With no idea what to do, I went over and bartered with a man to borrow his cellphone to make a phone call (for which I certainly overpaid). Somehow, about a half hour later, a small Indian man named Mukesh pointed at me and said “Davis.” If figured if he knew my name, he must be the guy. And so the adventure began – the adventure to Bagru.
The ride from Jaipur to Bagru is 45 minutes of pure absurdity. I use the word “absurd” carefully here, as many have used it to before describe India. I found myself constantly double-taking things passing by: donkeys carrying people, people carrying donkeys, roaming dogs, cows, and pigs, children bathing in sewers, no rules of the road, constant honking horns (they are more of a form of communication), and anything and everything carried on motorcycles.
I was immediately opened up to the fact that India is organized chaos. But the beauty is there, quietly hiding beneath the chaos, and that was what kept me grinning the entire way to Bagru.
Now, I have almost been here a week. I am living moment to moment; some are hard, difficult, and lonely – others lead me to joy, adventure, and curiosity. Since I am often alone, I find my mind wandering and thinking more than ever. In contrast, at school I was always surrounded by friends and academics to occupy my firing synapses. I never know what the next day, hour, or minute will bring. Now my best friend, and worst enemy, are my thoughts. At any given point I am thinking:
What’s next? Am I doing things right? Am I being respectful? When am I eating next? Beer. There’s no beer. I feel good. Stay focused. Go with the people. Live with them. Learn from them. What’s my mom doing right now? I miss my mom. Wow, that smells funky. I like it. Is my heart racing? I’m sweaty. Still need to workout. Hindi is a hard language. People are nice. I don’t understand anything. Anything. There’s a lizard on my ceiling staring at me. I wonder if he knows I am foreign. I must learn more about Hinduism. Pigs outside. Shh. Beautiful textiles. Go do something.
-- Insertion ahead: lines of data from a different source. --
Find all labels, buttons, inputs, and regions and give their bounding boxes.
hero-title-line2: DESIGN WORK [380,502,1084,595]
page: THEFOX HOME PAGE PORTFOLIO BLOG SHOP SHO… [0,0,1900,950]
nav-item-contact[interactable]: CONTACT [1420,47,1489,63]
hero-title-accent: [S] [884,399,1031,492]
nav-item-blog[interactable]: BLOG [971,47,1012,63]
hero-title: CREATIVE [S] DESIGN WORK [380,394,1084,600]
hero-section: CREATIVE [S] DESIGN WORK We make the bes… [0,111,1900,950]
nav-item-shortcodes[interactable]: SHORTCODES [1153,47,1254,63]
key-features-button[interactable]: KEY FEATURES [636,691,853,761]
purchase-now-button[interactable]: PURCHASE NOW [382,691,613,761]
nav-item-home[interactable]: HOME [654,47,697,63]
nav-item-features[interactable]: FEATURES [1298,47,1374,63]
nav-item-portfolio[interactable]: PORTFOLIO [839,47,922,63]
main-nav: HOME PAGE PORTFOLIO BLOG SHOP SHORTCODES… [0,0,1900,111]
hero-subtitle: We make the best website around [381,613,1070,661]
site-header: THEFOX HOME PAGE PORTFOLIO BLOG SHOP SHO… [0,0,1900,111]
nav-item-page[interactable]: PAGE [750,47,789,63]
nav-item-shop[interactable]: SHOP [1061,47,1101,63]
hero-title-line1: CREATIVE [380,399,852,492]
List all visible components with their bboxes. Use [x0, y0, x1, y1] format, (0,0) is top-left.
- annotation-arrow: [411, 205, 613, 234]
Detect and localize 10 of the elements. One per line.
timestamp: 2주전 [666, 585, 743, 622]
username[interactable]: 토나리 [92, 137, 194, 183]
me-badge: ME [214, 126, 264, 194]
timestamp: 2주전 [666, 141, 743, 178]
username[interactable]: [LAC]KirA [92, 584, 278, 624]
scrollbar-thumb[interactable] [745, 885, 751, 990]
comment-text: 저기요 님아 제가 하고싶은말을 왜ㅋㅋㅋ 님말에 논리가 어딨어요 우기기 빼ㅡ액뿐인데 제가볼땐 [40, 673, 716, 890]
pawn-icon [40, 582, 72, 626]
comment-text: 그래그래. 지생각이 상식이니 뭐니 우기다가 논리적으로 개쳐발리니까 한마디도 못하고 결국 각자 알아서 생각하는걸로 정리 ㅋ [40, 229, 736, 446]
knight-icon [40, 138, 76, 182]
And the thoughts continue. I am trying to pull away from the chaos and constant noise of my thoughts, and I think work is helping with that. As I learn more about Bagru Textiles, my thoughts have become more productive and satisfactory. I had my first skype with a client yesterday; slowly but surely I am pushing myself to find innovative ideas and contribute something positive to this business and community. As each day goes on, I am becoming more and more comfortable in a place that is far from normalcy and routine. For now, I am taking it all in.